675 sayılı Olağanüstü Hal Kapsamında Bazı Tedbirler Alınması Hakkında Kanun Hükmünde Kararnamenin 16/1 maddesinde “20/07/2016 tarihli ve 2016/9064 sayılı Bakanlar Kurulu Kararıyla ülke genelinde ilan edilen olağanüstü hal kapsamında yürürlüğe konulan kanun hükmünde kararnameler gereğince kapatılan kurum, kuruluş, özel radyo ve televizyonlar, gazete, dergi, yayınevi ve dağıtım kanaları ile bunların sahibi gerçek veya tüzel kişiler aleyhine 17.08.2016 tarihinden önce açılan davalar ile bu kapsamda Hazine ile Karayolları Genel Müdürlüğüne husumet yöneltilen davalarda mahkemelerce, 15.08.2016 tarihli ve 670 Olağanüstü Hal Kapsamında Alınması Gereken Tedbirler Hakkında Kanun Hükmünde Kararnamenin 5 inci maddesi uyarınca dava şartı yokluğu nedeniyle ret kararı verilir. Bu kararlar duruşma günü beklenmeksizin dosya üzerinden kesin olarak verilir ve davacılara resen tebliğ edilir. Tarafların yaptığı yargılama giderleri kendi üzerlerinde bırakılır” hükmüyle “Dava ve takip usulü” belirlenmiştir.
Somut olayda, davacı ... A.Ş. Kanun Hükmünde Kararname ile kapatılan şirket olup davanın 25.05.2016 tarihinde açıldığı saptanmıştır.

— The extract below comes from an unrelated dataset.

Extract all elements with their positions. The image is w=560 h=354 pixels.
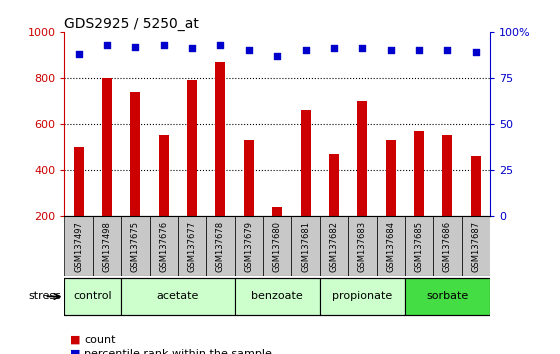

Hâl böyle olunca, davacı şirket tarafından açılan davanın 17.08.2016 tarihinden önce açılmış olması nedeniyle, mahkemece, 670 sayılı Olağanüstü Hal Kapsamında Bazı Tedbirler Alınması Hakkında Kanun Hükmünde Kararname’nin 5. maddesi ve 675 sayılı KHK’nin 16/1 maddesi doğrultusunda incelenip değerlendirilerek sonucuna göre bir karar verilmesi gerekir.
SONUÇ: Yukarıda açıklanan nedenlerle hükmün (6100 sayılı Hukuk Muhakemeleri Kanunu"nun geçici 3. maddesi yollamasıyla) 1086 sayılı Hukuk Usulü Muhakemeleri Kanunu"nun 428. maddesi uyarınca BOZULMASINA, bozma nedenine göre davacı şirket vekilinin temyiz itirazlarının şimdilik incelenmesine yer olmadığına, peşin alınan harcın istek halinde yatırana iadesine, kararın tebliğinden itibaren 15 gün içinde karar düzeltme yolu açık olmak üzere, 12.09.2017 tarihinde oybirliğiyle karar verildi.